One day after releasing attendance records he claims show a pattern of abuse by Streets and Sanitation employees seeking to extend their weekends, Emanuel explained why he shined the light on garbage collection crews and plans to do the same “department by department.”
“Information, in the past, was held among the few and this was accepted practice. Go ahead. You can be sick on a regular basis on Monday and Friday. You can also play the game, look at the contract, figure out how to game the system,” the mayor said.
He told them that abuse by a “few bad apples” had forced an unacceptable level of cutbacks in rodent control and tree-trimming services. And he warned the ward superintendents who supervise garbage collection crews that, if they fail to “manage it tightly” and come down hard on chronic abusers, they will be “held accountable.”
Earlier this week, the city released 13-months of attendance records that, Emanuel claims, show a pattern of abuse.
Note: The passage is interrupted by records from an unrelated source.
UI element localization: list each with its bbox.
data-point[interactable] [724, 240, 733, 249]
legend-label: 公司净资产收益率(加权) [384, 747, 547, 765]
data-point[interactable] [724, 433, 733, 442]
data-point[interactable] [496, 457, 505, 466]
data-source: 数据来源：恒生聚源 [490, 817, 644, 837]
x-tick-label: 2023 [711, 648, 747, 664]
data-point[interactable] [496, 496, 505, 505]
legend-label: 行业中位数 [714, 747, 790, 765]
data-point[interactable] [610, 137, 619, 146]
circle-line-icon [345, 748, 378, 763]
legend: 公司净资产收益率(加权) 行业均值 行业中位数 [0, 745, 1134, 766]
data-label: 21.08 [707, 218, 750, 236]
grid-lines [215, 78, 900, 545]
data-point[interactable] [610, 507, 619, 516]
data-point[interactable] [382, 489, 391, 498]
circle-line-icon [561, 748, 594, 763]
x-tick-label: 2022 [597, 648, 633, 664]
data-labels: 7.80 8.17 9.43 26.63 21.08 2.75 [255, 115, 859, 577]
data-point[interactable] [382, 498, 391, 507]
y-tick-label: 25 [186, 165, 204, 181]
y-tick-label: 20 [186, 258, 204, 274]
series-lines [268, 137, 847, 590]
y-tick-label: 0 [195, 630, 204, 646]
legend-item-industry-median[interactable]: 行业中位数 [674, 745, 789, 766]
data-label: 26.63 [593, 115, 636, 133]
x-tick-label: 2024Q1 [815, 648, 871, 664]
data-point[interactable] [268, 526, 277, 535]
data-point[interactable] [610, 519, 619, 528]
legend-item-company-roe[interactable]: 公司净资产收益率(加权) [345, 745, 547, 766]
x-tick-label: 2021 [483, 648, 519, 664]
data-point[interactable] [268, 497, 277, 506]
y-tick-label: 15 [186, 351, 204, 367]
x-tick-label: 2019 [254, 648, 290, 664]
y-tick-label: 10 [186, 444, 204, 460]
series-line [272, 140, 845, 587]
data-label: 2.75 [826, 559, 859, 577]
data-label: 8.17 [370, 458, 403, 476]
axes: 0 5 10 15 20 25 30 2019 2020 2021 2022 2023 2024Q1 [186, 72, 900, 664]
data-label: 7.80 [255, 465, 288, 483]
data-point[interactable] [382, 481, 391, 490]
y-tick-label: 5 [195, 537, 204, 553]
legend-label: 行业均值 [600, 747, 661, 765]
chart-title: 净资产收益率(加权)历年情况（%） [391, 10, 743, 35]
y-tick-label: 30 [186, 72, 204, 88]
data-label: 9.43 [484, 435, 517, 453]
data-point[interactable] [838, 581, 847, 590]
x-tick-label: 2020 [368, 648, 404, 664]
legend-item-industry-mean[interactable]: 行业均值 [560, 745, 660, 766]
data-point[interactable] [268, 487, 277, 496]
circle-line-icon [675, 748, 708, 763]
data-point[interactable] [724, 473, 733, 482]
The stats show roughly 6.6 percent of the workforce has unscheduled absences on Mondays, compared to 4.5 percent on Thursdays and 5 percent on Fridays.
Lou Phillips, business manager of Laborers Union Local 1001, countered that those same records underscore his argument that Emanuel’s earlier claim of a 33 percent daily absenteeism rate was exaggerated by lumping together employees who call in sick with those on duty disability and restricted duty.